Song of the Day 5/17: Childish Gambino, “Redbone”

Filed in Arts and Entertainment by on May 17, 2024 0 Comments

Actor Donald Glover has been busy the last several years, notably by playing Lando Calrissian in a Star Wars prequel and starring in an Amazon Prime series, a remake of “Mr. and Mrs. Smith” that Glover created himself. His hip-hop alter ego, Childish Gambino, had rarely surfaced after the unfortunately timed album dubbed “3.15.20” was released on that date, close to Day 1 of the Covid Era.

Amid the pandemic panic, the album sank quickly into the memory hole, and Glover moved on to acting projects. As is typical for him, he gave little advance notice that Childish Gambino was returning, but Sunday he released the album, retooled and retitled “Atavista,” and announced a summer tour that will visit Philadelphia Aug. 21.

Gambino, who works closely with Swedish producer/songwriter/multi-instrumentalist Ludwig Göransson, started out as a rapper, then expanded into other genres, particularly funk on his 2016 LP “Awaken, My Love!” That album, an acknowledged homage to P-Funk, included his only hit single before “This Is America” went to No. 1 in 2018. “Redbone,” though, might go a step beyond homage. It was a surprise hit, reaching No. 12 on the Hot 100 and No. 1 on the R&B chart.

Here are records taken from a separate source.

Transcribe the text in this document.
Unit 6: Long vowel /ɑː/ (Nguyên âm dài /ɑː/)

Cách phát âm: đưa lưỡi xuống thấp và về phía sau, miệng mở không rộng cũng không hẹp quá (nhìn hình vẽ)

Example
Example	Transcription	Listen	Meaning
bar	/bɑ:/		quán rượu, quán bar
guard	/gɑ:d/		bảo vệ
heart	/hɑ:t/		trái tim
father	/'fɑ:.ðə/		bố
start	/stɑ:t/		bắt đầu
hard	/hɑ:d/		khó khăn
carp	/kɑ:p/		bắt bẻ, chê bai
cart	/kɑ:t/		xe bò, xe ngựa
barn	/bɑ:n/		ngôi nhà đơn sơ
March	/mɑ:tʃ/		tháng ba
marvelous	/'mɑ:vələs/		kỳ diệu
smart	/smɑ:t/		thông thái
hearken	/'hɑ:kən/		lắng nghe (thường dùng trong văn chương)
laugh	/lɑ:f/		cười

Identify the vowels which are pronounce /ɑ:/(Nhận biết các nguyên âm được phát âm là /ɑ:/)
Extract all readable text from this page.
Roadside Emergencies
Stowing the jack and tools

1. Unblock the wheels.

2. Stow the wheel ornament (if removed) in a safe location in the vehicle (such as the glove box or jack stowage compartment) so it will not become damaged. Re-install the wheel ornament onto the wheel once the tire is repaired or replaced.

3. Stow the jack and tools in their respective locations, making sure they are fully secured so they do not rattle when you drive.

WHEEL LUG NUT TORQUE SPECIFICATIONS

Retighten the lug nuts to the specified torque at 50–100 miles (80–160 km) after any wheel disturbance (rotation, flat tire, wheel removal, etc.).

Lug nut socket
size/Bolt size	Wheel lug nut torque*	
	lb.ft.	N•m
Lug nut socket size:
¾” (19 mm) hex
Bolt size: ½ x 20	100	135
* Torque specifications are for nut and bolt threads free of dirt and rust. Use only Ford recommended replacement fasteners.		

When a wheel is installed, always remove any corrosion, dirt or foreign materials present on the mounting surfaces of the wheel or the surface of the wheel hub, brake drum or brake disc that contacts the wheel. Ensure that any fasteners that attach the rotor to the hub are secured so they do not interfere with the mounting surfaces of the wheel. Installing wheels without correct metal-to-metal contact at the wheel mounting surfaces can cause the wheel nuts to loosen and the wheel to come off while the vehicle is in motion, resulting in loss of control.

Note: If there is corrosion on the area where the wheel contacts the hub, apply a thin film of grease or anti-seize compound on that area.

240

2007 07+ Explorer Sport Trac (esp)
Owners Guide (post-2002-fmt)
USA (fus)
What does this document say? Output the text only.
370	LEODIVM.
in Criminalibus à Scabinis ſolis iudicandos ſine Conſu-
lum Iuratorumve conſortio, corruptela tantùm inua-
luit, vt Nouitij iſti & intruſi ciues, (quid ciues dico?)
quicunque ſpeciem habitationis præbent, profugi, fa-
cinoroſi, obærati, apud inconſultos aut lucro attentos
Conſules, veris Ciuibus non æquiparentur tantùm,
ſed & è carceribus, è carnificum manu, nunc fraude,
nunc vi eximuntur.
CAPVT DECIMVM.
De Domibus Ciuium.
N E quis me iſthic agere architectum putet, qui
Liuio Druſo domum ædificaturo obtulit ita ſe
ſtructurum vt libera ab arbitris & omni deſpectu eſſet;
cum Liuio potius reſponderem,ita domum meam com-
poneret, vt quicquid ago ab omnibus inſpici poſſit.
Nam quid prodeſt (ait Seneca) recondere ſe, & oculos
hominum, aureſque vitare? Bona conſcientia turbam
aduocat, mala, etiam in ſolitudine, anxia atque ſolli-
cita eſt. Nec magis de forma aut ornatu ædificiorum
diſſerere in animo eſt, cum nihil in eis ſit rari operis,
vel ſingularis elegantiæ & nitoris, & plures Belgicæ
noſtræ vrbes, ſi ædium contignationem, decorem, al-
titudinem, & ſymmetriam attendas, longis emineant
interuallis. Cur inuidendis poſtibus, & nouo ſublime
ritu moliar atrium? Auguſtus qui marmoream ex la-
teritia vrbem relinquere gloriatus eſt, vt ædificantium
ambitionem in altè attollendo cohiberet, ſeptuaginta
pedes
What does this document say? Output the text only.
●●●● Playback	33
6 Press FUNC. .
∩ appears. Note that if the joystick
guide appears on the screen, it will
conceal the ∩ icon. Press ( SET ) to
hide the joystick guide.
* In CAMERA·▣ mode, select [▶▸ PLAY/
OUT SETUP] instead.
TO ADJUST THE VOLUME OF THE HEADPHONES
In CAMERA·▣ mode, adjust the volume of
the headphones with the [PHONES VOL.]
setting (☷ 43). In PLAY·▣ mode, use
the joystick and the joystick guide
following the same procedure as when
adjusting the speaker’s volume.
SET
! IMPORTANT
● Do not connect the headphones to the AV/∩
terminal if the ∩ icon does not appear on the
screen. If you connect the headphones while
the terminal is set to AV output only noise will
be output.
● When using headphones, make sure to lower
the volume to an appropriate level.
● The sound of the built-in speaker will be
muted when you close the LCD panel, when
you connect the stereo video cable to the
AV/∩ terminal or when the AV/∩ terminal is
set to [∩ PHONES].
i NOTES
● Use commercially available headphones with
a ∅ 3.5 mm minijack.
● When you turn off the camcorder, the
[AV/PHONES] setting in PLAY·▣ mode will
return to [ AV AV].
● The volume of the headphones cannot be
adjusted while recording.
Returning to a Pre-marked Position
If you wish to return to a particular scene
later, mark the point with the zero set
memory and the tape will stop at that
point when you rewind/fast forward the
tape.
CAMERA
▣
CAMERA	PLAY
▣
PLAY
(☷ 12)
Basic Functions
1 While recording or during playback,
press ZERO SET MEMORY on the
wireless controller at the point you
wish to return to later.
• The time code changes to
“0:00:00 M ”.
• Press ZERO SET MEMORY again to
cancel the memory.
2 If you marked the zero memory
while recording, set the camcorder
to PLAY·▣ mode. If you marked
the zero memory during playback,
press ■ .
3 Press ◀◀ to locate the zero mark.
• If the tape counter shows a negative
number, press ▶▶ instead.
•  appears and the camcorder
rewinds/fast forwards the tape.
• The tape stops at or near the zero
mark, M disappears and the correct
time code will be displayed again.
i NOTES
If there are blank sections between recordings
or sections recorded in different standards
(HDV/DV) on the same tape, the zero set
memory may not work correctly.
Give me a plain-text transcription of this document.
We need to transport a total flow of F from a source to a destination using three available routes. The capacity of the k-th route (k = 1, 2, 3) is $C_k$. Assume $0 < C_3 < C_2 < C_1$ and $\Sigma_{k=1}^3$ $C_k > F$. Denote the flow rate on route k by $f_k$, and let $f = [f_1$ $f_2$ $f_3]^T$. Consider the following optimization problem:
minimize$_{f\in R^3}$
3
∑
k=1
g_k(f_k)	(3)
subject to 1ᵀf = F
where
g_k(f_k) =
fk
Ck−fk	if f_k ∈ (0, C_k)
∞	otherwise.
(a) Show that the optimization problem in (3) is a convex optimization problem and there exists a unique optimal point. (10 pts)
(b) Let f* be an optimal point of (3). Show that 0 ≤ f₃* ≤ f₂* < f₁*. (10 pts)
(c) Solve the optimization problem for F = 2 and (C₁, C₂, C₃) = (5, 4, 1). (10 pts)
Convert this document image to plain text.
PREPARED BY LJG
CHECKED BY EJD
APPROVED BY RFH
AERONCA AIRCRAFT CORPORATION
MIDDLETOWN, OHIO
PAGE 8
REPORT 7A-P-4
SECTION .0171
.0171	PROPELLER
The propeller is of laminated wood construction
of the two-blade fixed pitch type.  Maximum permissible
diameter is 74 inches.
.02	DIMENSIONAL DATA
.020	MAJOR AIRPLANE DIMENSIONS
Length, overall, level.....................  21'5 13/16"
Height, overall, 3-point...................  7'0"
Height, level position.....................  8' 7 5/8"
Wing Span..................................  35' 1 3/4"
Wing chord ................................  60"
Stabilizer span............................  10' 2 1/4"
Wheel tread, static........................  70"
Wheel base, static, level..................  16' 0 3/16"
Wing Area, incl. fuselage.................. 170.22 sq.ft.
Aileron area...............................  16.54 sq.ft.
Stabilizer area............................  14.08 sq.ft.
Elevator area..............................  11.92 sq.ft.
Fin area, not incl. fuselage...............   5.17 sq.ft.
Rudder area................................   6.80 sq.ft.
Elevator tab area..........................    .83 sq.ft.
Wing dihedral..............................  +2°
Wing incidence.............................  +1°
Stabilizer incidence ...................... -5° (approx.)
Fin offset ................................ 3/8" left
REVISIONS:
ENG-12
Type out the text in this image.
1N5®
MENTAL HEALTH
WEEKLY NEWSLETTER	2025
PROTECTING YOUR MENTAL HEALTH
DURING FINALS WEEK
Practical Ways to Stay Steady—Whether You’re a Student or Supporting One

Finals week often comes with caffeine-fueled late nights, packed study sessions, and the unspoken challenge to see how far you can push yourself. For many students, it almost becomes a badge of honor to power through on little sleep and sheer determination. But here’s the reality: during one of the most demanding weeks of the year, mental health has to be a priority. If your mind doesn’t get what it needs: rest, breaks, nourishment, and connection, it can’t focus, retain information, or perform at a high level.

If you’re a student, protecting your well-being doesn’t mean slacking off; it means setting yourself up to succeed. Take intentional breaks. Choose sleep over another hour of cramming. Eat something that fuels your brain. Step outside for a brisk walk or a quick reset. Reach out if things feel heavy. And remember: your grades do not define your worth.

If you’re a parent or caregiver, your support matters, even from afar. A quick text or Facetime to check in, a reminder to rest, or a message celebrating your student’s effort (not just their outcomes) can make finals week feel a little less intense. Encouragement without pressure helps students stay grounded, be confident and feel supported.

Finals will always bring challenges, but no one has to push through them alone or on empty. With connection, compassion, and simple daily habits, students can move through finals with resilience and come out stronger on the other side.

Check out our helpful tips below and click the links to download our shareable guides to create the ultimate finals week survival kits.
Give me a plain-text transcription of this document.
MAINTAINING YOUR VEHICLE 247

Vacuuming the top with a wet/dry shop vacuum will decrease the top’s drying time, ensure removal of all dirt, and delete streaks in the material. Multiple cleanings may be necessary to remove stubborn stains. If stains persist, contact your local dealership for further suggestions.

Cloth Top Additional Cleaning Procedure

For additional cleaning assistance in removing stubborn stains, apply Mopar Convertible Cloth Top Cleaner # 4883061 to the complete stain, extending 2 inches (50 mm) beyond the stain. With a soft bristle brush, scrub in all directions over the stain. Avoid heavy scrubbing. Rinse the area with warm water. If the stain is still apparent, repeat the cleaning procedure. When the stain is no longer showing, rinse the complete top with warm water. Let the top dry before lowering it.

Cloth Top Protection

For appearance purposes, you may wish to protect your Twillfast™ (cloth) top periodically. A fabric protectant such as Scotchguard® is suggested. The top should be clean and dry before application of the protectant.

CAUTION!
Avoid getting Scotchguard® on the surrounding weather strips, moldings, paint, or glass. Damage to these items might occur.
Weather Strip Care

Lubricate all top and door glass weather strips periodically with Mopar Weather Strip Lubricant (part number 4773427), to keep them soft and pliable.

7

The song’s foundational riff might sound familiar if you were a fan of funk in the ’70s. Bootsy Collins used it, slightly embellished, to create “I’d Rather Be With You,” a song from his 1976 album “Stretchin’ Out in Bootsy’s Rubber Band.” The riff is virtually the same, but the melody is entirely different.

So why didn’t anyone shout “plagiarism”? For one thing, by legal standards, it’s too short a musical figure to copyright. Which is why Bootsy was free to use a snippet of musical DNA that he certainly heard in Jaco Pastorius’ “Portrait of Tracy.” Every bass player knows Pastorius’ work – he expanded the electric bass as much as Jimi Hendrix did the electric guitar – and this is one of his best-known songs. Bootsy changed one note of the opening theme and clipped the ending, but obviously took it in a direction all his own, just as Glover did.